Worldwide, any prominent blogger also remains within the the laws of their country: in terms of defamation, or obscenity. Otherwise they can and do prosecution, same as any professional publication.

Then let's not forget the myriad of bloggers who are also professional journalists in their "day jobs", worldwide and in the UAE. The idea of bloggers as some semi-educated rabble of unprofessional loose cannons is just naive. Frankly it's wishful thinking: put out by old-school journalists who possibly feel threatened by a new media that they haven't got to grips with yet, encouraged by their management who are freaking out over plummeting ad revenues and the rise of online.

Very few people in the UAE trust Emirates Today's reporting (least of all the people who actually write it, most of whom have fled in droves since the paper launched). It is a known goverment mouthpiece that spins stories to the pro-Mo line and ignores many negative stories.

Whereas bloggers like The Emirates Economist and Grapeshisha blog news from a myriad of sources, including plenty of material that would never see the light of day in a heavily censored, pro-Mo rag like the Today. The EE may not be a journalist, but he is clearly well-informed and intelligent, his comment is balanced and not pushing any party line, and as a result he has my trust. ET does not, and never will.

fellow atheist said...

I second sd, wholeheartedly. It is not that they are threatened though. I think a lot of old-school journalists simply don't appreciate the impact of blogs quite yet. They see people talking about it.. they read about it and write about it even.. but they don't really get it.

A really good example of how blogging is evolving can be given by looking at wikipedia. To even explain to a 60-year old pen and pad journalist how a group of volunteers around the world are able to put together a true encyclopedia with peer fact-checking. Imagine that! This is the closest thing to Isaac Asimov's "Foundation" series. A true science fiction story.

Blogging too, is based on peer checks and reviews. You can have anyone stand on a street corner and preach the end of the world.. but unless there is a critical mass of supporters, no one will pay attention to that person. This applies to bloggers as well.

BD said...

Blogging and the traditional media are apples and oranges. You can't really compare the two or expect them to be in any way similar. A blog is blank sheet of paper that you can write absolutely whatever you like on. It's you and you alone who calls the shots. The media is nothing like that. It is collaborative, hierarchical and quite naturally subject to various input, rules, limitations, etc. What the two have in common where the internet is concerned is that both are potentially visible to a wide audience. For that reason, one might want to self-censor to some extant. But that's more like just monitoring what you say whenever you speak before a group of people. Its got nothing to do with being similar or disimilar to journalism.

Prometheus said...

Prometheus thinks all that anti-blog crap comes from failed journos, who essentially are failed authors.

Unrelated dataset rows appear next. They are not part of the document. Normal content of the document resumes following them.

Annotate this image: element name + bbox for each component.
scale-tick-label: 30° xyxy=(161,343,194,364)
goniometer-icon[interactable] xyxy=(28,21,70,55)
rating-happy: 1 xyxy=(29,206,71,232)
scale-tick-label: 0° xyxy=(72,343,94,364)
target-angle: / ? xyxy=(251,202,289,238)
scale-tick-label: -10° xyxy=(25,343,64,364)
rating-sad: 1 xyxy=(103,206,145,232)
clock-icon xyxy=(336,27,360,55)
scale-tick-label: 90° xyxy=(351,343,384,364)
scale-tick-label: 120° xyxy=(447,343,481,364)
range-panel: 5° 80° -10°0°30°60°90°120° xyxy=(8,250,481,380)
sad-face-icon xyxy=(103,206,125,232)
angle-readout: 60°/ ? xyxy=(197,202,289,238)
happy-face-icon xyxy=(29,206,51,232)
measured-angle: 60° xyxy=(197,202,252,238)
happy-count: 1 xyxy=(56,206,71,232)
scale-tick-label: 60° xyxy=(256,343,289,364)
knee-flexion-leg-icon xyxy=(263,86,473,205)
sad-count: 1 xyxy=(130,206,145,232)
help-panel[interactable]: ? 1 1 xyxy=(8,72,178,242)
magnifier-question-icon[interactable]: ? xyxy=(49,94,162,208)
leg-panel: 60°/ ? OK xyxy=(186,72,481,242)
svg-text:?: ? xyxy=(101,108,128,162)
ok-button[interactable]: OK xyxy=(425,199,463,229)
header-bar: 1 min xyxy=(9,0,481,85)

Like marwan said; rather Lonelygirl15 or the neighborhood hag than most (any?) local press. Ever see how almost the entire paper is syndicated content?

BuJ said...

I think this is quite a serious development and not many people actually realise how dangerous this move by the Pentagon actually is.

Very good post!

Anonymous said...

It's nothing to do with his opinion and everything to do with the 'Mediawatch' blog which slags off Emirates Today and its staff.

oink oink said...

When I want serious news that others are too scared to print I go to Balushi's blog.

alisha said...

the creator of media watch has "elected to delete their account and the content is no longer available."

you'll be missed

Anonymous said...

Makes me think the person was a current staff member at ET :)

Anonymous said...

I just noticed that the Media Watch blog is gone. (dxbsumo.wordpress.com) Anyone know what happened? It was a very opinionated page and seemed to have the inside scoop on the mismanagement at UAE media. From Labor headaches to editorial biases it covered everything. I miss it already.

secretdubai said...

seemed to have the inside scoop on the mismanagement at UAE media

I rather suspect that was to blame. The mismanagers of an organisation were probably on MW's back.